À un an des élections métropolitaines, Jean-Michel Aulas et Véronique Sarselli ont confirmé l’abandon du projet de tramway express de l’ouest lyonnais (TEOL) au profit d’une relance du métro E. Présentée comme plus structurante et ambitieuse, cette alternative vise à relier Tassin-la-Demi-Lune à Bellecour, tout en s’inscrivant dans une refonte plus large de la politique de mobilités de la métropole de Lyon.
C’est à Tassin-la-Demi-Lune, commune symbolique de l’ouest lyonnais, que Jean-Michel Aulas et Véronique Sarselli ont choisi d’officialiser leur position sur l’avenir des transports métropolitains. Arrivés en transports en commun pour souligner les dysfonctionnements du réseau, les deux responsables politiques ont dressé un constat sévère, évoquant pannes d’escalators à répétition et problèmes de ponctualité. Une situation qu’ils entendent corriger en profondeur s’ils remportent les prochaines échéances électorales.
Au cœur de leur proposition, l’abandon du TEOL, un projet de tramway express longtemps défendu par la majorité actuelle. Jugé « de court terme » et insuffisamment structurant, ce tramway serait remplacé par un métro E reliant Alaï à Bellecour.
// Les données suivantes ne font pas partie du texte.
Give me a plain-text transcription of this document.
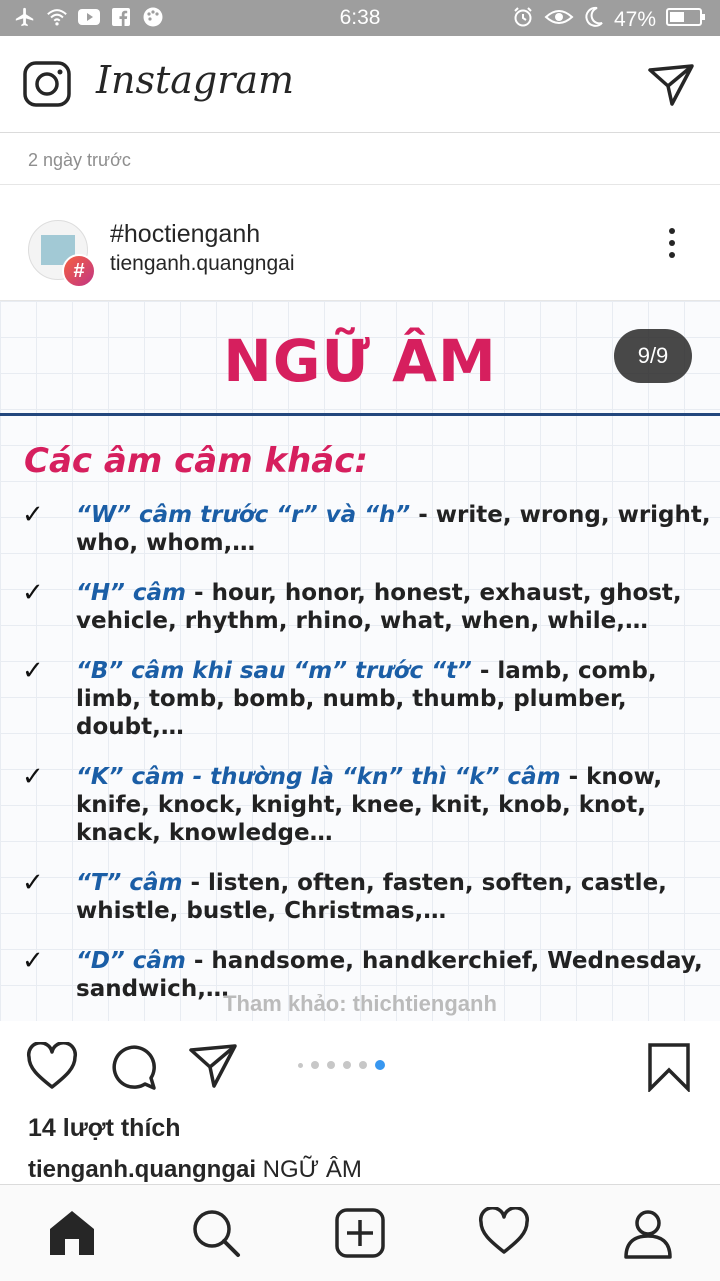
6:38	47%
Instagram
2 ngày trước
#
#hoctienganh
tienganh.quangngai
NGỮ ÂM	9/9
Các âm câm khác:
✓ “W” câm trước “r” và “h” - write, wrong, wright, who, whom,…
✓ “H” câm - hour, honor, honest, exhaust, ghost, vehicle, rhythm, rhino, what, when, while,…
✓ “B” câm khi sau “m” trước “t” - lamb, comb, limb, tomb, bomb, numb, thumb, plumber, doubt,…
✓ “K” câm - thường là “kn” thì “k” câm - know, knife, knock, knight, knee, knit, knob, knot, knack, knowledge…
✓ “T” câm - listen, often, fasten, soften, castle, whistle, bustle, Christmas,…
✓ “D” câm - handsome, handkerchief, Wednesday, sandwich,…
Tham khảo: thichtienganh
14 lượt thích
tienganh.quangngai NGỮ ÂM
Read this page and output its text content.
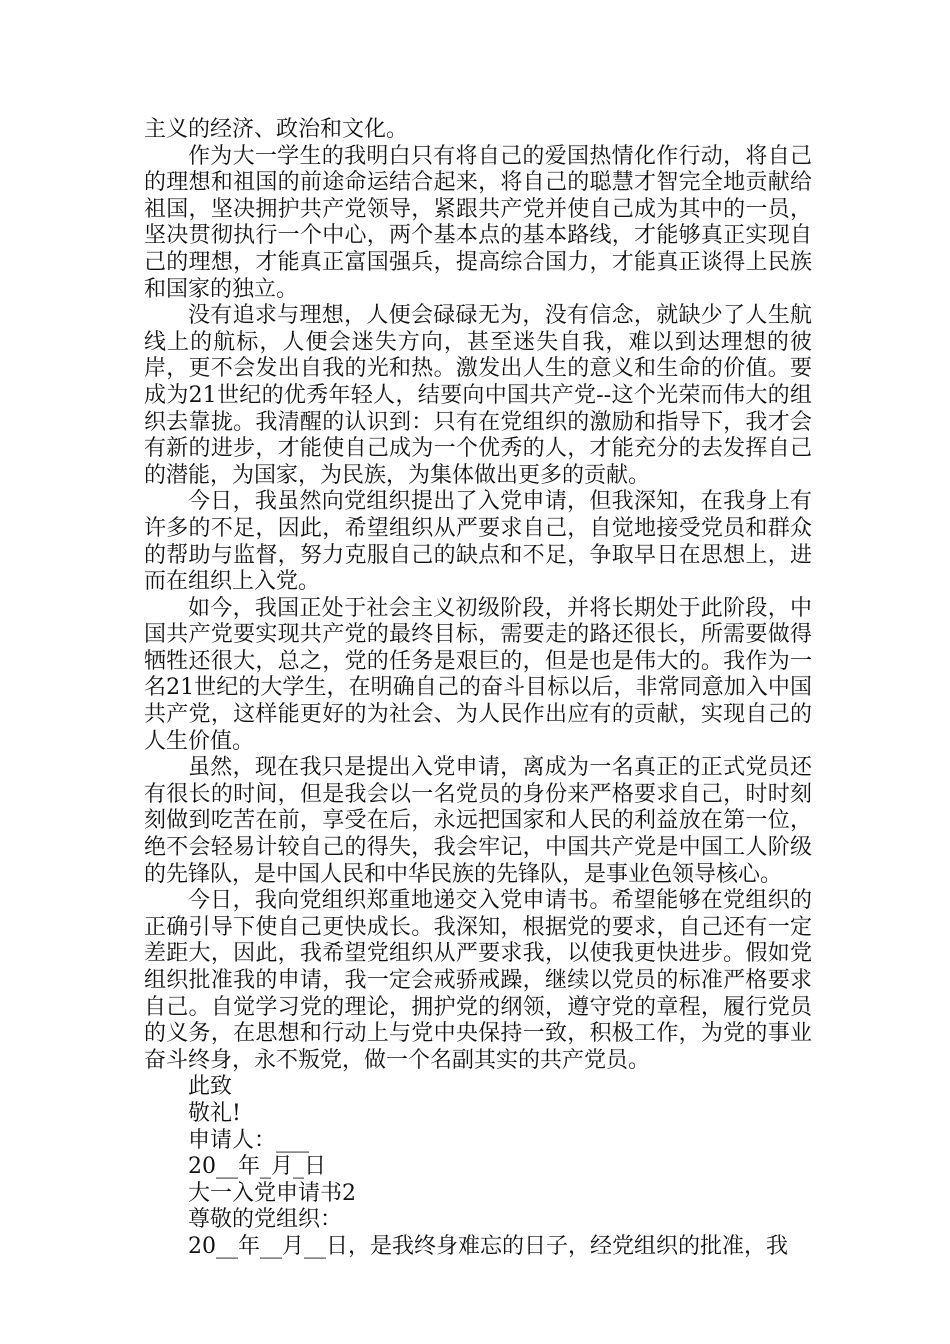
主义的经济、政治和文化。

作为大一学生的我明白只有将自己的爱国热情化作行动，将自己的理想和祖国的前途命运结合起来，将自己的聪慧才智完全地贡献给祖国，坚决拥护共产党领导，紧跟共产党并使自己成为其中的一员，坚决贯彻执行一个中心，两个基本点的基本路线，才能够真正实现自己的理想，才能真正富国强兵，提高综合国力，才能真正谈得上民族和国家的独立。

没有追求与理想，人便会碌碌无为，没有信念，就缺少了人生航线上的航标，人便会迷失方向，甚至迷失自我，难以到达理想的彼岸，更不会发出自我的光和热。激发出人生的意义和生命的价值。要成为21世纪的优秀年轻人，结要向中国共产党--这个光荣而伟大的组织去靠拢。我清醒的认识到：只有在党组织的激励和指导下，我才会有新的进步，才能使自己成为一个优秀的人，才能充分的去发挥自己的潜能，为国家，为民族，为集体做出更多的贡献。

今日，我虽然向党组织提出了入党申请，但我深知，在我身上有许多的不足，因此，希望组织从严要求自己，自觉地接受党员和群众的帮助与监督，努力克服自己的缺点和不足，争取早日在思想上，进而在组织上入党。

如今，我国正处于社会主义初级阶段，并将长期处于此阶段，中国共产党要实现共产党的最终目标，需要走的路还很长，所需要做得牺牲还很大，总之，党的任务是艰巨的，但是也是伟大的。我作为一名21世纪的大学生，在明确自己的奋斗目标以后，非常同意加入中国共产党，这样能更好的为社会、为人民作出应有的贡献，实现自己的人生价值。

虽然，现在我只是提出入党申请，离成为一名真正的正式党员还有很长的时间，但是我会以一名党员的身份来严格要求自己，时时刻刻做到吃苦在前，享受在后，永远把国家和人民的利益放在第一位，绝不会轻易计较自己的得失，我会牢记，中国共产党是中国工人阶级的先锋队，是中国人民和中华民族的先锋队，是事业色领导核心。

今日，我向党组织郑重地递交入党申请书。希望能够在党组织的正确引导下使自己更快成长。我深知，根据党的要求，自己还有一定差距大，因此，我希望党组织从严要求我，以使我更快进步。假如党组织批准我的申请，我一定会戒骄戒躁，继续以党员的标准严格要求自己。自觉学习党的理论，拥护党的纲领，遵守党的章程，履行党员的义务，在思想和行动上与党中央保持一致，积极工作，为党的事业奋斗终身，永不叛党，做一个名副其实的共产党员。

此致

敬礼!

申请人：___

20__年_月_日

大一入党申请书2

尊敬的党组织：

20__年__月__日，是我终身难忘的日子，经党组织的批准，我
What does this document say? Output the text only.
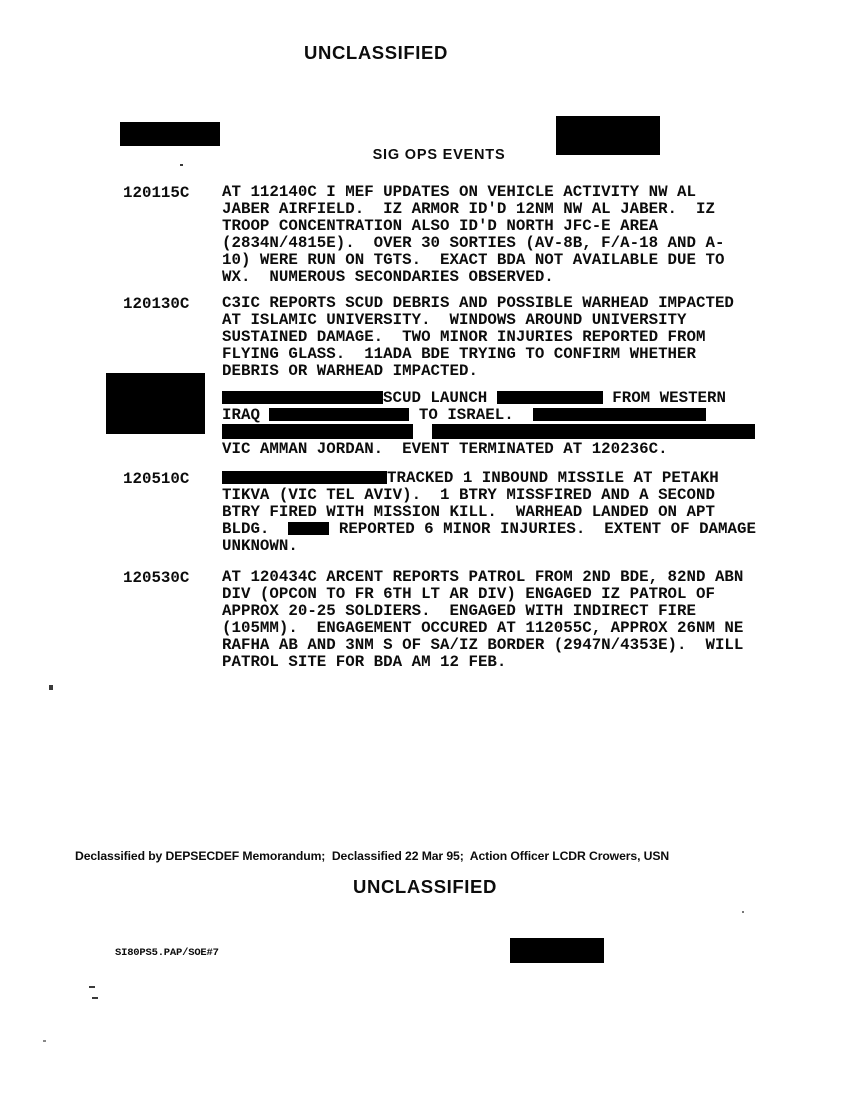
UNCLASSIFIED
SIG OPS EVENTS
120115C AT 112140C I MEF UPDATES ON VEHICLE ACTIVITY NW AL
JABER AIRFIELD.  IZ ARMOR ID'D 12NM NW AL JABER.  IZ
TROOP CONCENTRATION ALSO ID'D NORTH JFC-E AREA
(2834N/4815E).  OVER 30 SORTIES (AV-8B, F/A-18 AND A-
10) WERE RUN ON TGTS.  EXACT BDA NOT AVAILABLE DUE TO
WX.  NUMEROUS SECONDARIES OBSERVED.
120130C C3IC REPORTS SCUD DEBRIS AND POSSIBLE WARHEAD IMPACTED
AT ISLAMIC UNIVERSITY.  WINDOWS AROUND UNIVERSITY
SUSTAINED DAMAGE.  TWO MINOR INJURIES REPORTED FROM
FLYING GLASS.  11ADA BDE TRYING TO CONFIRM WHETHER
DEBRIS OR WARHEAD IMPACTED.
SCUD LAUNCH	FROM WESTERN
IRAQ	TO ISRAEL.

VIC AMMAN JORDAN.  EVENT TERMINATED AT 120236C.
120510C	TRACKED 1 INBOUND MISSILE AT PETAKH
TIKVA (VIC TEL AVIV).  1 BTRY MISSFIRED AND A SECOND
BTRY FIRED WITH MISSION KILL.  WARHEAD LANDED ON APT
BLDG.	REPORTED 6 MINOR INJURIES.  EXTENT OF DAMAGE
UNKNOWN.
120530C AT 120434C ARCENT REPORTS PATROL FROM 2ND BDE, 82ND ABN
DIV (OPCON TO FR 6TH LT AR DIV) ENGAGED IZ PATROL OF
APPROX 20-25 SOLDIERS.  ENGAGED WITH INDIRECT FIRE
(105MM).  ENGAGEMENT OCCURED AT 112055C, APPROX 26NM NE
RAFHA AB AND 3NM S OF SA/IZ BORDER (2947N/4353E).  WILL
PATROL SITE FOR BDA AM 12 FEB.
Declassified by DEPSECDEF Memorandum;  Declassified 22 Mar 95;  Action Officer LCDR Crowers, USN
UNCLASSIFIED
SI80PS5.PAP/SOE#7
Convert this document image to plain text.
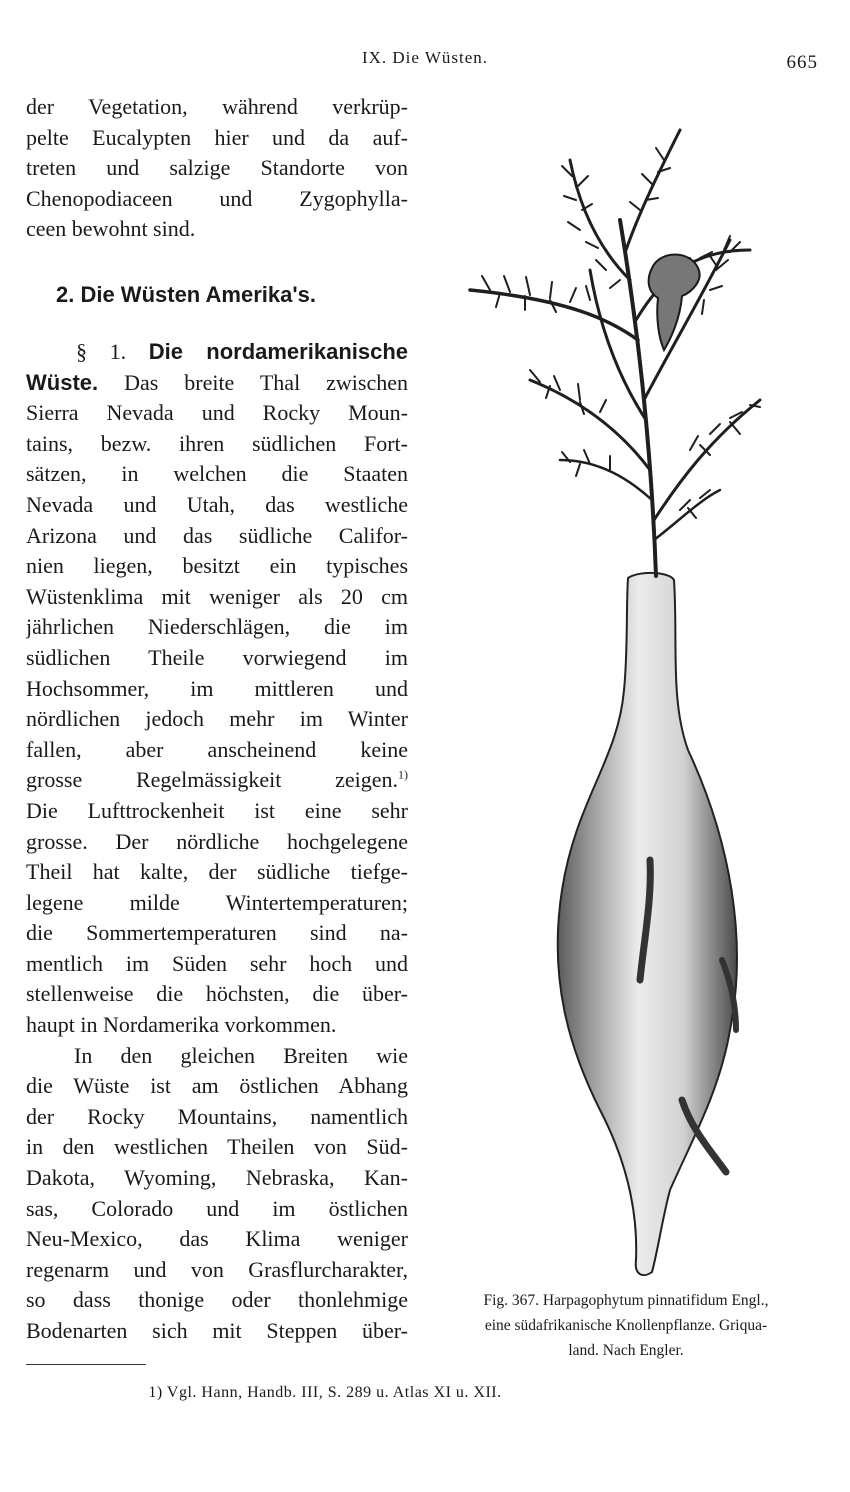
IX. Die Wüsten.	665
der Vegetation, während verkrüp-
pelte Eucalypten hier und da auf-
treten und salzige Standorte von
Chenopodiaceen und Zygophylla-
ceen bewohnt sind.
2. Die Wüsten Amerika's.
§ 1. Die nordamerikanische
Wüste. Das breite Thal zwischen
Sierra Nevada und Rocky Moun-
tains, bezw. ihren südlichen Fort-
sätzen, in welchen die Staaten
Nevada und Utah, das westliche
Arizona und das südliche Califor-
nien liegen, besitzt ein typisches
Wüstenklima mit weniger als 20 cm
jährlichen Niederschlägen, die im
südlichen Theile vorwiegend im
Hochsommer, im mittleren und
nördlichen jedoch mehr im Winter
fallen, aber anscheinend keine
grosse Regelmässigkeit zeigen.$^{1)}$
Die Lufttrockenheit ist eine sehr
grosse. Der nördliche hochgelegene
Theil hat kalte, der südliche tiefge-
legene milde Wintertemperaturen;
die Sommertemperaturen sind na-
mentlich im Süden sehr hoch und
stellenweise die höchsten, die über-
haupt in Nordamerika vorkommen.
In den gleichen Breiten wie
die Wüste ist am östlichen Abhang
der Rocky Mountains, namentlich
in den westlichen Theilen von Süd-
Dakota, Wyoming, Nebraska, Kan-
sas, Colorado und im östlichen
Neu-Mexico, das Klima weniger
regenarm und von Grasflurcharakter,
so dass thonige oder thonlehmige
Bodenarten sich mit Steppen über-
Fig. 367. Harpagophytum pinnatifidum Engl.,
eine südafrikanische Knollenpflanze. Griqua-
land. Nach Engler.
1) Vgl. Hann, Handb. III, S. 289 u. Atlas XI u. XII.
Pour Jean-Michel Aulas, ce choix répond à une vision plus ambitieuse du développement métropolitain, capable d’accompagner durablement la croissance démographique et économique de l’ouest lyonnais.
Véronique Sarselli affirme que le projet est prêt à être relancé sans délai. « Les études sont faites et la concertation aussi », assure-t-elle, avançant un coût estimé à 1,4 milliard d’euros. Un montant proche des évaluations précédentes, même si Sytral Mobilités avait réévalué le coût du métro E à 1,5 milliard d’euros en 2022. De son côté, le TEOL avait déjà fait l’objet de critiques de la part de l’autorité environnementale, qui le jugeait surdimensionné au regard de la densité des territoires desservis.
La question de la densification urbaine reste néanmoins sensible. Le maire de Tassin, Pascal Charmot, reconnaît que l’arrivée d’un métro s’accompagnerait d’une évolution de l’habitat, tout en promettant une montée en charge progressive. Un discours qui devra convaincre des habitants souvent réticents à l’intensification urbaine, notamment en période électorale.
Sur le plan financier, le duo Aulas-Sarselli mise sur la récupération d’environ 900 millions d’euros grâce à l’abandon du TEOL. À cela s’ajouterait la capacité d’investissement du Sytral, estimée autour de 400 millions d’euros à l’horizon 2030. Il resterait toutefois au moins 200 millions d’euros à trouver pour boucler le financement du métro E, sans compter les ajustements envisagés sur d’autres projets.
Car cette relance s’inscrit dans une vision plus large. Les deux candidats souhaitent également redéfinir le tracé du futur tramway T8 dans l’est lyonnais, afin de mieux desservir les zones d’activité économique, notamment à Saint-Priest. Une proposition défendue par le maire LR Gilles Gascon, mais rejetée jusqu’ici par le président du Sytral, Bruno Bernard, au nom de la maîtrise des coûts et de l’efficacité du tracé actuel.
À plus long terme, Jean-Michel Aulas et Véronique Sarselli évoquent la création d’une « grande dorsale » reliant l’ouest et l’est de l’agglomération, de Tassin jusqu’à l’aéroport. Un projet à horizon 2040, qui reposerait sur le prolongement du métro E et ferait l’objet d’assises métropolitaines des mobilités prévues en septembre 2026.
Dans l’immédiat, les deux responsables promettent un plan d’urgence pour améliorer la fiabilité du réseau TCL. Celui-ci passerait par un audit technique, un renforcement des obligations contractuelles de l’opérateur, la constitution d’équipes d’intervention dédiées et l’accélération du plan de rénovation des escalators.
Les opposants au projet annoncé par Aulas et Sarcelle estiment qu’il serait dommage d’annuler le métro léger TEOL, prêt à être construit pour un métro surdimensionné pour l’Ouest, tout en soulignant que ole trajet Part Dieu–aéroport existe déjà avec le tram express, dont il serait judicieux de réduire le cout prohibitif.
Sources : Lyon Capitale, Le Progrès.